Co ma być to będzie, mój brat ma 32 lata, zaręczył się w tym roku po ponad 12 latach mieszkania razem z dziewczyna
napisał/a: ania843 2007-05-17 14:43
Tak, każdy ma swoją historię... hm a ja nie przymuszma:D chciałabym, ale nawet w żartach by mi nie wychodziło:) Więc czekam... Al enei wyobrażam sobie, żeby mój chłopak ustalał ze mną datę ślubu przed zaręczynami czy kupował ze mną pierścionek:) Po prostu taki jest:) A o dzieciach rozmawiamy od kasy maturalnej:D Wiec teraz przyszedł czas na zaręczyny, tak akolej rzeczy U NAS.. .nie mówię, ze tak jest i ma być u wszystkich:)
napisał/a: Goska1 2007-05-17 14:48
natalia.nm. - zgodze sie z Toba w 100% na pewno nie mozna namawiac faceta zeby sie zareczyl itp. Nie wrozy to nic dobrego na przyszlosc. Bo albo on chce byc z dana osoba albo nie. Nie mozna popchac go do slubu a po kilku latach nawet sie czlowiek nie obejrzy a ma papierek rozwodowy w rece.

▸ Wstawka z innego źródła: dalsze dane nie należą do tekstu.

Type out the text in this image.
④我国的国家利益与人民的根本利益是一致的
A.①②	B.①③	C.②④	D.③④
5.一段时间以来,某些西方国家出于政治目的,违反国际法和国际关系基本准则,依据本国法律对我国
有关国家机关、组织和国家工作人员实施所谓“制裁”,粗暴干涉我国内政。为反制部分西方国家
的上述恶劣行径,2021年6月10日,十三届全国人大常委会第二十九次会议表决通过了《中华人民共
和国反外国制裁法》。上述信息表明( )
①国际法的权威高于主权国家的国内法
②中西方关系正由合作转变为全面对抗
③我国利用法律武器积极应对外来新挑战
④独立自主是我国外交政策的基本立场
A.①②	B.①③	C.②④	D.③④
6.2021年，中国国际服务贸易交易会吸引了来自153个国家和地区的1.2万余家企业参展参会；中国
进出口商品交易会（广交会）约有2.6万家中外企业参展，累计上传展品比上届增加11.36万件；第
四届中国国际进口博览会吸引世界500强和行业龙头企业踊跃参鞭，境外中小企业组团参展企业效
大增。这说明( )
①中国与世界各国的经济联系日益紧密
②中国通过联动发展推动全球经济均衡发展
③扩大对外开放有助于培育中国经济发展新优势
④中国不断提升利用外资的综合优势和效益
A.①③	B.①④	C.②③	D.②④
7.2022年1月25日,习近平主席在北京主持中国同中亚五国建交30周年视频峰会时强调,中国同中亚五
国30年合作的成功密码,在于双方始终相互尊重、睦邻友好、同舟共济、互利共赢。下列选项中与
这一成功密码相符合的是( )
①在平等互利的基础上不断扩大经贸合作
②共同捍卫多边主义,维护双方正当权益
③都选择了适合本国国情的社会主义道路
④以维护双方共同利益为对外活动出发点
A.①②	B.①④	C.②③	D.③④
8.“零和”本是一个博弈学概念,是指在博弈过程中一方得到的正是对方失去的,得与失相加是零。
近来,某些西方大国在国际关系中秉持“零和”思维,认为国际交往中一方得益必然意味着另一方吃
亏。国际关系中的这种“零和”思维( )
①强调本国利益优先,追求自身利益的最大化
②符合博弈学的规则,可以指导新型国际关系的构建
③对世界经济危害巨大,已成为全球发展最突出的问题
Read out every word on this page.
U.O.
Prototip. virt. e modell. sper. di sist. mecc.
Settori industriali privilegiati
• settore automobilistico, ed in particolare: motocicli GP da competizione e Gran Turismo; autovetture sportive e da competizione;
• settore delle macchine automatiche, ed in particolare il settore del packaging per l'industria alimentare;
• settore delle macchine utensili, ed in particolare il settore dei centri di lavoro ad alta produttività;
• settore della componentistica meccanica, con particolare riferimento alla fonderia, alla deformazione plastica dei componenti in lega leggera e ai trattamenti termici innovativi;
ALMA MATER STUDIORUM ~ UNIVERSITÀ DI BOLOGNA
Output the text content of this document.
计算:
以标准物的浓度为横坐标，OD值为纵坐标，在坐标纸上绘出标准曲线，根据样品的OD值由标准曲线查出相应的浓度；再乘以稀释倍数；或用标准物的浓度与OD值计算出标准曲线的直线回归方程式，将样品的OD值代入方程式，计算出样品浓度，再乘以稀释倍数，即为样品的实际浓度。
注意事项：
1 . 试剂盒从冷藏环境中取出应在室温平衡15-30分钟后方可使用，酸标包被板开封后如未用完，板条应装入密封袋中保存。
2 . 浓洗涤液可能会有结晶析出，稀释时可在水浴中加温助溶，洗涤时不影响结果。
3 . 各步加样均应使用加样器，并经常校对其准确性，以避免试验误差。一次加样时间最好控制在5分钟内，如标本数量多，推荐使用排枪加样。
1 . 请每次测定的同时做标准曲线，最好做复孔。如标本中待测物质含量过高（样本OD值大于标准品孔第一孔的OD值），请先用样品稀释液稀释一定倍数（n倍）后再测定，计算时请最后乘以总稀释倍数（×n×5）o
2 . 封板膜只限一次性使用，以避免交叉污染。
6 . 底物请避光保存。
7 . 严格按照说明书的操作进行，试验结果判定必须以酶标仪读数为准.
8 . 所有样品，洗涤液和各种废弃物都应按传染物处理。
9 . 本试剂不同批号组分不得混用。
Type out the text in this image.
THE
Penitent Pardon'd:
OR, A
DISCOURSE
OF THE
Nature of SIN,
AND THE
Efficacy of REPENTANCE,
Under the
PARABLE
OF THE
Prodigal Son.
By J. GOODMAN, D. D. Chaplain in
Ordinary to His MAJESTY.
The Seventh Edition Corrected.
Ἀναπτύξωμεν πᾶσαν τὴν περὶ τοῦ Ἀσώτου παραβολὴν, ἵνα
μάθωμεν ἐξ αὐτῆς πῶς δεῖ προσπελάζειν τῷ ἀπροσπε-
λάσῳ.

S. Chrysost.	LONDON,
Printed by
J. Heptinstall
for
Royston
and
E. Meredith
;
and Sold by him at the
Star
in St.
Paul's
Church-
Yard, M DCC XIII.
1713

Jesli chodzi natomiast o rozmowy to chyba jest to czyms normalnym w zwiazku ,ze planuje sie wspolna przyszlosc. Czasami tylko brakuje facetom odwagi na zareczyny, w szczegolnosci w dzisiejszych czasach kiedy "bycie singlem" jest bardzo modne. Moj facet mial taki poglad ze wzgledu na to,ze zaden z jego kumpli nie jest zonaty(rowniez starsi koledzy). Po kilku miesiacach mieszkania razem zmienil mu sie poglad na zycie. Normalna sprawa.............Rozumiem dziewczyny ,ktore bardzo chca pieknych zareczyn i marza o bialej sukni.................ale pamietajcie : po malutku i nic na sile.
Bylam z facetem 6 lat , mial byc slub i takie tam, marzylam o tym bardzo..........dobrze ,ze w pore zrozumialam ze to nie moja druga polowa!! Teraz czuje ,ze rozkwitam i mlodnieje z dnia na dzien (zreszta wiele osob mi to mowi ).Wiec pamietajcie : pomalutku i nic na sile
P.S. Chyba juz zaczelam gadac jak stara baba
napisał/a: patrysia3 2007-05-17 14:54
heh ja musze smsa przemyslec ten temat...nie bede juz z chlopakiem o tym gadac.
Z drugiej storny troche rozumiem mojego chlopaka. Mowi ze mnie kocha chce byc ze mna ale jak moze zamieszkamy razem bez slubu to zobaczymy jak wtedy nam pojdzie jak bedziemy sie czuc czy beda jakies problemy itd... ...niech ebdzie co ma byc ... jescze duzo czasu ...
napisał/a: reni123 2007-05-17 14:56
ania84 napisal(a):nie wyobrażam sobie, żeby mój chłopak kupował ze mną pierścionek:)

a u mnie tak było
najpierw zaręczyny, później pierścionek
żeby było śmieszniej zaręczyliśmu się na weselu innej pary, podczas oczepin
ja złapałam welon, M. musiał się postarać żeby złapać krawatkę
i jednym z zadań które miał wykonać było przekonanie mnie bym za niego wyszła
tak na żarty, a wyszło naprawdę
w ostatniej chwili ktoś wcisnął mu do ręki bukiet róż (teraz stoją sobi u mnie zasuszone)
jedna z najmilej wspominanych chwil w moim życiu
mamy nagrane zaręczyny, bo oczywiście był kamerzysta
ale gdy nas wtedy kręcił, miałam ochotę mu przyłożyć, takie zbliżenia robił
nie byłam w stanie wykrztusić słowa, tylko dałam M. buzi
no i jeszcze tego samego dnia pojechaliśmy kupić pierścionek
napisał/a: Goska1 2007-05-17 15:01
Bardzo mile!!!
I do tego wszystko nagrane .Swietnie.